Ismar David Day postcard
A postcard, announcing Ismar David Day and mailed to Typophile members, 1974. Ismar David papers, Box 9, folder 224, Cary Graphic Arts Collection, RIT.

From drafts of a talk, given by Ismar David, at the March 6, 1974 Typophiles luncheon at Rosioff’s Restaurant on West 43rd Street in Manhattan.

Dear friends,I am grateful for the honor. I want to use this opportunity to elaborate some more on one of my latest works, The Psalms. The Hebrew typeface and the specific kind of drawings are the two aspects that have involved me a great deal. The Hebrew developed in a time when only a few Hebrew typefaces were available.

When I could not resist the temptation to venture into Hebrew type design, it was clear to me that these new designs would have to move much closer toward their Middle Eastern ancestors and away from those styles that had developed in Europe.

The impact and impression that new surroundings, the Judean landscape, the eastern way of life and a new social environment had made precluded any other conception. But, of course, all technical aspects had to be considered within the framework of western achievements in typographical design. I intended to go one step further than in the conception of a type family and add a sans serif to text face and oblique and I developed these three variations on three weights. Each letter of theses nine variation would fit on the same matrix and line up in print on the same base line. This is always a problem that goes with designs intended for line casting machines. In those days no one in Palestine thought of anything else. I had to come to grips also with proportions of letters and devised a division of the alphabet into three groups, just one group narrow letters, then the group of medium width that included all letters with only one vertical element with the and [a] very few others and the third wide group including most letters with two full vertical elements or more. This system brought a much higher degree of evenness in structure and texture than is usual in Hebrew typography, which too often suffers from spottiness.

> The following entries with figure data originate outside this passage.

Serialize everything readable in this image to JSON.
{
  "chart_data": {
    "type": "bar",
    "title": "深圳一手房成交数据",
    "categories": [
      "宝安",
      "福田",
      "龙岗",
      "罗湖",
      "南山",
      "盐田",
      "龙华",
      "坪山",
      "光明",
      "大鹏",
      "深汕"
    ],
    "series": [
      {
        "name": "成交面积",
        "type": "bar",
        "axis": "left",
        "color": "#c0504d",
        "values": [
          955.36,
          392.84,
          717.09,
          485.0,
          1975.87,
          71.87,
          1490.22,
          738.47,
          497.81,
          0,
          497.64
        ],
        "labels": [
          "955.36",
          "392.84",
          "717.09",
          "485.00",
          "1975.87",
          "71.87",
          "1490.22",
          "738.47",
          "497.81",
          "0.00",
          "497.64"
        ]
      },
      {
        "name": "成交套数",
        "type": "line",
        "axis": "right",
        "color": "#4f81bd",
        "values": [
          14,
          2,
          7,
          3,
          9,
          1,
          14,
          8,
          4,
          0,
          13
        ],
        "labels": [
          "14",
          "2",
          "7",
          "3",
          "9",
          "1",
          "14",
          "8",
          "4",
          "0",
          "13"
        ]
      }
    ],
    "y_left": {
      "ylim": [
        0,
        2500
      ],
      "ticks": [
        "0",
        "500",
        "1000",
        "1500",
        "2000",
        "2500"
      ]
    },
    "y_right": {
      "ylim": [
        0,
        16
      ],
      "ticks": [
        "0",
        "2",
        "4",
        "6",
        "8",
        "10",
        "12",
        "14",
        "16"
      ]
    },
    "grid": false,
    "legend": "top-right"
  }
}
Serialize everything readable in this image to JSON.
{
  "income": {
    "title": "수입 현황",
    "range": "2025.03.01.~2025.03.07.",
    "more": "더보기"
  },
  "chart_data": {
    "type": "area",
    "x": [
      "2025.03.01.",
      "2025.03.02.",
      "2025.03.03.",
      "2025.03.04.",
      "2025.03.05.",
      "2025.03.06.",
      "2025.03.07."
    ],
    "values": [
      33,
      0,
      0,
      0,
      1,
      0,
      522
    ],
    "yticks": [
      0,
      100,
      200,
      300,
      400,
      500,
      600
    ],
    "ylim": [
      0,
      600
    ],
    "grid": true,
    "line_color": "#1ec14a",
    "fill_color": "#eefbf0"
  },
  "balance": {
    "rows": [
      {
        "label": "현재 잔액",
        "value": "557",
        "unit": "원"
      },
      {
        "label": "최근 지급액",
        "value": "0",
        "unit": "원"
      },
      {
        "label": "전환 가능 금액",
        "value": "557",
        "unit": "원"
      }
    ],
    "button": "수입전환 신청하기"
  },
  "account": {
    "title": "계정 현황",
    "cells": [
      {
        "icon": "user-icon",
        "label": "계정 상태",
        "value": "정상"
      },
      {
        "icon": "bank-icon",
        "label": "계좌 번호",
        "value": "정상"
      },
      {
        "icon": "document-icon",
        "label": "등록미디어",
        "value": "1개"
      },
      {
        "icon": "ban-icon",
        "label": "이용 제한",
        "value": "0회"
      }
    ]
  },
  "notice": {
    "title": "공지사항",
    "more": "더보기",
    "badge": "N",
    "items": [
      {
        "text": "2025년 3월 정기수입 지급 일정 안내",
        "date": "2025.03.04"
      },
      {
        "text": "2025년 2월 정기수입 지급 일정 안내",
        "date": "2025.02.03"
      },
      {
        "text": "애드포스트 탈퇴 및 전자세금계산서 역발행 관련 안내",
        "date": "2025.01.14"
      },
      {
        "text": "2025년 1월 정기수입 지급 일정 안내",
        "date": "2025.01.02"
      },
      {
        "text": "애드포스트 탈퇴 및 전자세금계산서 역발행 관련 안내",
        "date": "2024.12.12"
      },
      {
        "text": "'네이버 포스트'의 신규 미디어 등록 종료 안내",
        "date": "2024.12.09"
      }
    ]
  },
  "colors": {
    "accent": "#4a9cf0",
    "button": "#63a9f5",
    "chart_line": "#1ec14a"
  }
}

The new forms, which I developed, I tried out in newspaper ads, as display matter and on sign boards, of which I designed many during this period. I gained confidence as I observed the acceptance that was given to these new forms. After about 15 years since my start I finally prepared final drawings for Intertype. Unfortunately the three sans serif designs were not included in Intertype plans. Since then the accepted deigns for the text face and its oblique companion have gained wide acceptance. While in the beginning, their use was limited to commercial matters, more and more books are now set in these faces and it does not any longer seem strange to see a book like The Psalms set in my Hebrew.

That much about type. Now about my drawings.

While I admire western art I am drawn toward the Oriental concept that uses symbols but never tries to imitate nature or to create illusions of realities. But these symbols are rendered so that they not only stand for objects, but convey qualities of it as well as a mood and atmosphere. There is a great difference between the simplistic symbol like the red cross which you can only recognize for what it is after you have learned its meaning and the brush delineation of a blossom on a Chinese screen that can convey so much beyond the form which it symbolizes. In my work, lines do not any longer define shapes, but become symbols like letterforms, being straight or curved and modulated. They are grouped to form patterns to suggest and stimulate, but never to define. A lot is left to the viewer. Specifically for drawing s that are accompanying religious texts , it seems to me important that the views is not irritated by the style of attire of figures, the fashion of beards or hair styles, but is allowed to let his imagination wander.

Of course, I also like to use color. But here, too, I will not use color in a realistic fashion. Color can create texture and background. It can create tension. And if used successfully, it will complement or support my lines and strengthen their impact. So I use lines and color, but mainly lines, not in the framework of isms, like realism, expressionism or impressionism, but to serve my own needs to communicate my ideas [and] my feelings, but in the service of the book.